Common Alzheimer’s symptoms
Common Alzheimer’s disease symptoms may include:
• Difficulties with problem solving
• Memory impairment
• Memory lapses
• Struggle to find words
• Difficulty processing information
• Difficulty making sense of what the individuals see
• Recognising people and places
• Changes in mood and behaviour
It’s important to realise that each type of dementia has different traits. For example, memory problems feature quite strongly with Alzheimer’s disease whereas hallucinations are more common with dementia with Lewy bodies.

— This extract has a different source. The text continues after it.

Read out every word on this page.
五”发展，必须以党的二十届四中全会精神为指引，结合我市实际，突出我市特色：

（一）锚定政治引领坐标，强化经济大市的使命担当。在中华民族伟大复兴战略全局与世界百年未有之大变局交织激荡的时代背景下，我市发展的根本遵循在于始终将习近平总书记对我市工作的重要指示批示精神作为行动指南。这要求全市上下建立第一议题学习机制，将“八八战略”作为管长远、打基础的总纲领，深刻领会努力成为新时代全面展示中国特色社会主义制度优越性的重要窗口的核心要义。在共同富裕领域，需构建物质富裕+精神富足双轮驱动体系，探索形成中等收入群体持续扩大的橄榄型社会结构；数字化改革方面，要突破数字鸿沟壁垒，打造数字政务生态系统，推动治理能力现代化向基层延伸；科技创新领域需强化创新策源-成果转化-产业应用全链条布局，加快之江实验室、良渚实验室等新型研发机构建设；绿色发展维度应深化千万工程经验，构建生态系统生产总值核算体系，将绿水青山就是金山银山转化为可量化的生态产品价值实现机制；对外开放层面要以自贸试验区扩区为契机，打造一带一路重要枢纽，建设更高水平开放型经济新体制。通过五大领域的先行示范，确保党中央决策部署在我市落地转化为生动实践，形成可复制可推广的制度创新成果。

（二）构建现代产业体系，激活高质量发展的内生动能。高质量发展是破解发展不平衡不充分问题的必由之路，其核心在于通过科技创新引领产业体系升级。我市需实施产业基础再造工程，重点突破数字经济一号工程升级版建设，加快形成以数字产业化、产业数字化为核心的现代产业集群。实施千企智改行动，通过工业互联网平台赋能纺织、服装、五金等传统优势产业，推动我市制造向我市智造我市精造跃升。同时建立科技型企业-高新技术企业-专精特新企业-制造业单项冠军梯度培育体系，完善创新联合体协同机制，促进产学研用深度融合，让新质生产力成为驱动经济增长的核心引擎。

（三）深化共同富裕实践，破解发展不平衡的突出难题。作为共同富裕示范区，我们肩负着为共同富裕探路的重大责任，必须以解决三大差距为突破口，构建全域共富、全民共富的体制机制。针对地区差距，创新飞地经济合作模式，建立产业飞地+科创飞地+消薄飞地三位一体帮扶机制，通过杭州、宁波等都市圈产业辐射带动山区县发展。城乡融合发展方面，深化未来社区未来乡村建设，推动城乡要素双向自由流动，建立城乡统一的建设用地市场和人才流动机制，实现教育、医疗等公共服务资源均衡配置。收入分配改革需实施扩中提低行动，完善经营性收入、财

If you suspect someone close to you is developing Alzheimer’s disease or another type of dementia, you should encourage them to seek medical advice and receive a diagnosis as soon as possible. Dementia usually progresses through stages and an early diagnosis means you can help your loved one by understanding how their condition may develop.
Stages of dementia
Every person living with dementia is unique and no two people have the same journey with their condition.
Early stages of dementia
Often the very early stages are only apparent in hindsight. At the time, things that happen are put down to old age, over tiredness, stress or other factors. The onset of dementia is usually gradual, and it is often impossible to identify an exact moment when the symptoms, such as memory problems, began to appear.
Middle stages of dementia
The middle stages of dementia are when the problems of memory impairment, cognitive impairment or confusion may become more apparent and may have a greater impact on a person’s ability to maintain independence and take care of themselves. Symptoms vary by type of dementia, for example, with Alzheimer’s disease, they may forget familiar faces, repeat themselves and have problems sequencing tasks such as getting dressed or taking a bath.
Later stage of dementia
This stage is when a person may need more support, possibly round the clock, with the tasks of daily living such as eating, dressing and maintaining personal hygiene. Sometimes the effects of the dementia may cause someone to become unable to move easily or consume food and drinks unaided. It is important to remember that throughout every stage, there is a way to provide dignified care and support and encourage someone to continue with social interaction.